Söz konusu süreçte düzen güçleri “irtica karşıtlığı” kılıfı altında İslami kimlik ve sembollere karşı kendi deyimleriyle “topyekun savaş” başlatmışlardır. Başörtüsü, öncelikli hedef seçilmiştir. Çünkü, başörtüsü topluma yıllardır zorla kabul ettirilmeye çalışılan “şekilci modernleşme projesinin” karşısında varlığını devam ettirmektedir. Halk adına karar verebileceklerine inanan, kararlarına uymayanları da haklarından mahrum bırakarak cezalandırabileceklerini düşünen egemen güçler, toplumu dönüştürme çabalarının başarısızlığının göstergesi olarak gördükleri başörtüsünü hedef almışlardır.
Üniversitelerden başlatılarak hayatın tüm alanlarında yaygınlaştırılmaya çalışılan başörtüsü yasağına karşı her türlü hukuki mücadelenin önü kapatılmıştır. Hiçbir hukuk temeli olmayan sadece afaki yorumlarla meşrulaştırmaya çalışılan fiili durum oluşturularak uygulanan yasak, üniversite kampuslarından sonra kamu hizmeti alınan ortamlara dahi taşınmıştır.
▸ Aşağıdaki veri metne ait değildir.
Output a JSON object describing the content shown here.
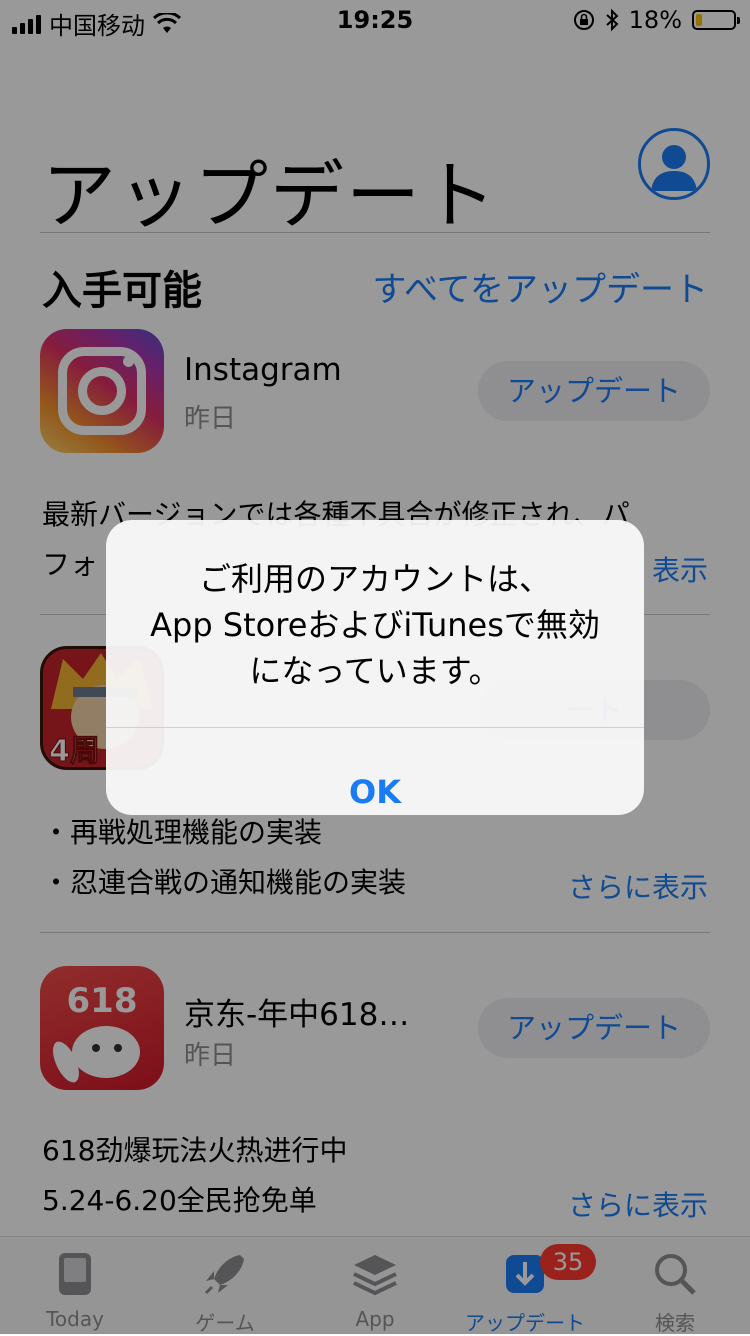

28 Şubat sürecinde kurulan ve binlerce kişiyi fişleyen Batı Çalışma Grubu’nun uzantılarının zaman içinde Encüman-ı Danış olarak değiştiğini ve en son Ergenekon'a gelip dayandığını görünmektedir.
Ergenekon, geniş çaplı bir operasyon olduğu için, çözümü de uzun süreceğe benzer. Ergenekon'un arka ayağına yönelmeden Ergenekon'un derinliği zor anlaşılacaktır. Çünkü, Ergenekon'un arka ayağı 28 Şubat post-modern darbesine dayalıdır. Zira, devlet içinde meşru hükümete karşı direnenler, balans ayarı yapanlar, savcı ve hâkimlere askeri mahallerde brifingler verdirenler, 28 Şubat 1000 yıl devam edecek diyenler, 28 Şubat çizgisinin sürdürüldüğünü söyleyenler de hesaba çekilmeden, Ergenekon'un derinliği anlaşılamaz. 28 Şubatın yönlendiricileri ve onları destekleyen o dönemin devlet ve hükümet başkanları, askeri disiplini bir tarafa koymak suretiyle omuzlarındaki rütbelere güvenerek meşru hükümete karşı tavır alan bazı generaller, sendika ağaları, gazete yazarları, bazı Anayasal kuruluşların başkan ve mensupları da, mutlaka sorgulanmalı, yaptıkları yanlarına kâr kalmamalıdır.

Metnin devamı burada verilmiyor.